I have a sparse matrix A(m,n)
, where n
are the variables and m
the observations. I want to compute the Pearson correlation among all the n variables.
I have some missing observations, e.g. if A(2,3)
is not available it means that I don't have such observation, so if, for example, I need to compute the correlation between column 3 and column 4, I must discard row 2, even if A(2,4)
is available. This is how Pearson correlation is normally computed.
In MATLAB, instead, the function corrcoef()

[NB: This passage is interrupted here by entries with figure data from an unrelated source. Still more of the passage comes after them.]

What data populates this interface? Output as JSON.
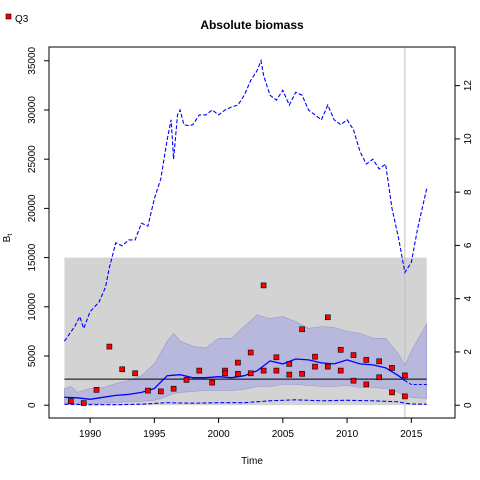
{
  "chart_data": {
    "type": "line",
    "title": "Absolute biomass",
    "xlabel": "Time",
    "ylabel": "B",
    "ylabel_subscript": "t",
    "xlim": [
      1986.8,
      2018.4
    ],
    "ylim": [
      -1300,
      36400
    ],
    "y2lim": [
      -0.48,
      13.45
    ],
    "xticks": [
      1990,
      1995,
      2000,
      2005,
      2010,
      2015
    ],
    "yticks": [
      0,
      5000,
      10000,
      15000,
      20000,
      25000,
      30000,
      35000
    ],
    "y2ticks": [
      0,
      2,
      4,
      6,
      8,
      10,
      12
    ],
    "legend": {
      "position": "top-left",
      "entries": [
        {
          "label": "Q3",
          "marker": "red-square-point"
        }
      ]
    },
    "grey_region": {
      "x0": 1988,
      "x1": 2016.2,
      "y0": 0,
      "y1": 15000,
      "color": "#d3d3d3"
    },
    "reference_line": {
      "value": 2650,
      "color": "#000000"
    },
    "vline": {
      "x": 2014.5,
      "color": "#bebebe"
    },
    "biomass_band": {
      "x": [
        1988,
        1988.5,
        1989,
        1989.5,
        1990,
        1991,
        1992,
        1993,
        1994,
        1995,
        1996,
        1996.5,
        1997,
        1998,
        1999,
        2000,
        2001,
        2002,
        2003,
        2004,
        2005,
        2006,
        2007,
        2008,
        2009,
        2010,
        2011,
        2012,
        2013,
        2014,
        2014.5,
        2015,
        2016,
        2016.2
      ],
      "upper": [
        1700,
        1900,
        1300,
        1500,
        1700,
        1800,
        2200,
        2500,
        3000,
        4200,
        6500,
        7300,
        6500,
        6000,
        5800,
        6800,
        6800,
        8000,
        9200,
        8800,
        9000,
        8500,
        7800,
        8000,
        7900,
        7500,
        7300,
        6800,
        6800,
        5200,
        4000,
        5500,
        7800,
        8300
      ],
      "lower": [
        200,
        150,
        150,
        100,
        150,
        200,
        300,
        350,
        400,
        500,
        900,
        1200,
        1300,
        1400,
        1500,
        1500,
        1500,
        1600,
        1900,
        1900,
        2100,
        2100,
        2000,
        1900,
        1900,
        2000,
        1800,
        1800,
        1700,
        1300,
        900,
        800,
        700,
        700
      ],
      "color": "#b3b3de"
    },
    "biomass_median": {
      "x": [
        1988,
        1989,
        1990,
        1991,
        1992,
        1993,
        1994,
        1995,
        1996,
        1997,
        1998,
        1999,
        2000,
        2001,
        2002,
        2003,
        2004,
        2005,
        2006,
        2007,
        2008,
        2009,
        2010,
        2011,
        2012,
        2013,
        2014,
        2014.5
      ],
      "y": [
        800,
        750,
        600,
        800,
        1000,
        1100,
        1300,
        1700,
        3000,
        3100,
        2800,
        2800,
        2900,
        2800,
        3000,
        3500,
        4500,
        4200,
        4700,
        4600,
        4300,
        4200,
        4600,
        4200,
        4100,
        3800,
        3000,
        2500
      ],
      "color": "#0000ff"
    },
    "biomass_forecast": {
      "x": [
        2014.5,
        2015,
        2016,
        2016.2
      ],
      "y": [
        2500,
        2100,
        2100,
        2100
      ],
      "color": "#0000ff"
    },
    "upper_dashed": {
      "x": [
        1988,
        1988.8,
        1989.2,
        1989.5,
        1990,
        1990.7,
        1991.2,
        1991.5,
        1992,
        1992.5,
        1993,
        1993.5,
        1994,
        1994.5,
        1995,
        1995.5,
        1996,
        1996.3,
        1996.5,
        1996.8,
        1997,
        1997.3,
        1997.7,
        1998,
        1998.5,
        1999,
        1999.5,
        2000,
        2000.5,
        2001,
        2001.5,
        2002,
        2002.5,
        2003,
        2003.3,
        2003.5,
        2004,
        2004.5,
        2005,
        2005.5,
        2006,
        2006.5,
        2007,
        2007.5,
        2008,
        2008.5,
        2009,
        2009.5,
        2010,
        2010.5,
        2011,
        2011.5,
        2012,
        2012.5,
        2013,
        2013.5,
        2014,
        2014.5,
        2015,
        2015.5,
        2016.2
      ],
      "y": [
        6500,
        8000,
        9000,
        7800,
        9500,
        10500,
        12000,
        14000,
        16500,
        16200,
        16800,
        16800,
        18500,
        18200,
        21000,
        23000,
        27000,
        29000,
        25000,
        29500,
        30000,
        28500,
        28400,
        28500,
        29500,
        29500,
        30000,
        29500,
        30000,
        30300,
        30500,
        31500,
        33000,
        34000,
        35000,
        33500,
        31500,
        31000,
        32000,
        30500,
        31800,
        31500,
        30000,
        29500,
        29000,
        30500,
        29000,
        28500,
        29000,
        28000,
        25800,
        24500,
        25000,
        24000,
        24500,
        20000,
        17000,
        13500,
        14500,
        18000,
        22000
      ],
      "color": "#0000ff"
    },
    "lower_dashed": {
      "x": [
        1988,
        1990,
        1992,
        1994,
        1996,
        1998,
        2000,
        2002,
        2004,
        2006,
        2008,
        2010,
        2012,
        2014,
        2014.5,
        2015,
        2016.2
      ],
      "y": [
        100,
        50,
        50,
        100,
        250,
        200,
        250,
        250,
        450,
        550,
        450,
        500,
        450,
        350,
        200,
        120,
        100
      ],
      "color": "#0000ff"
    },
    "q3_points": {
      "x": [
        1988.5,
        1989.5,
        1990.5,
        1991.5,
        1992.5,
        1993.5,
        1994.5,
        1995.5,
        1996.5,
        1997.5,
        1998.5,
        1999.5,
        2000.5,
        2000.5,
        2001.5,
        2001.5,
        2002.5,
        2002.5,
        2003.5,
        2003.5,
        2004.5,
        2004.5,
        2005.5,
        2005.5,
        2006.5,
        2006.5,
        2007.5,
        2007.5,
        2008.5,
        2008.5,
        2009.5,
        2009.5,
        2010.5,
        2010.5,
        2011.5,
        2011.5,
        2012.5,
        2012.5,
        2013.5,
        2013.5,
        2014.5,
        2014.5
      ],
      "y2": [
        0.15,
        0.08,
        0.58,
        2.2,
        1.35,
        1.2,
        0.55,
        0.52,
        0.62,
        0.95,
        1.3,
        0.85,
        1.3,
        1.2,
        1.6,
        1.18,
        1.98,
        1.2,
        4.5,
        1.3,
        1.8,
        1.3,
        1.55,
        1.15,
        2.85,
        1.18,
        1.82,
        1.45,
        3.3,
        1.45,
        2.08,
        1.3,
        1.88,
        0.92,
        1.7,
        0.78,
        1.65,
        1.05,
        1.4,
        0.48,
        1.12,
        0.33
      ],
      "color": "#ff0000"
    }
  }
}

consider all the values, including the missing ones (which are considered zeros). Is there a simple way to avoid this? A very similar question is available here Pearson Correlation without using zero element in Matlab but a working solution is provided just for the comparison among two vectors and not for a generic matrix A(m,n)
where n > 2
.
Jonas's answer on the question you linked works for you as well if you generalise it:
Col1 = 2;
Col2 = 3;
A=magic(3); A(1,1)=0;
gooddata = A(:,Col1)~=0 & A(:,Col2)~=0;
pearson = corr(A(gooddata,Col1),A(gooddata,Col2));
Thus, looped it would be:
for ii = 1:length(A(1,:))
for jj = ii:length(A(1,:))
gooddata = A(:,ii)~=0 & A(:,jj)~=0;
pearson(ii,jj) = corr(A(gooddata,ii),A(gooddata,jj));
end
end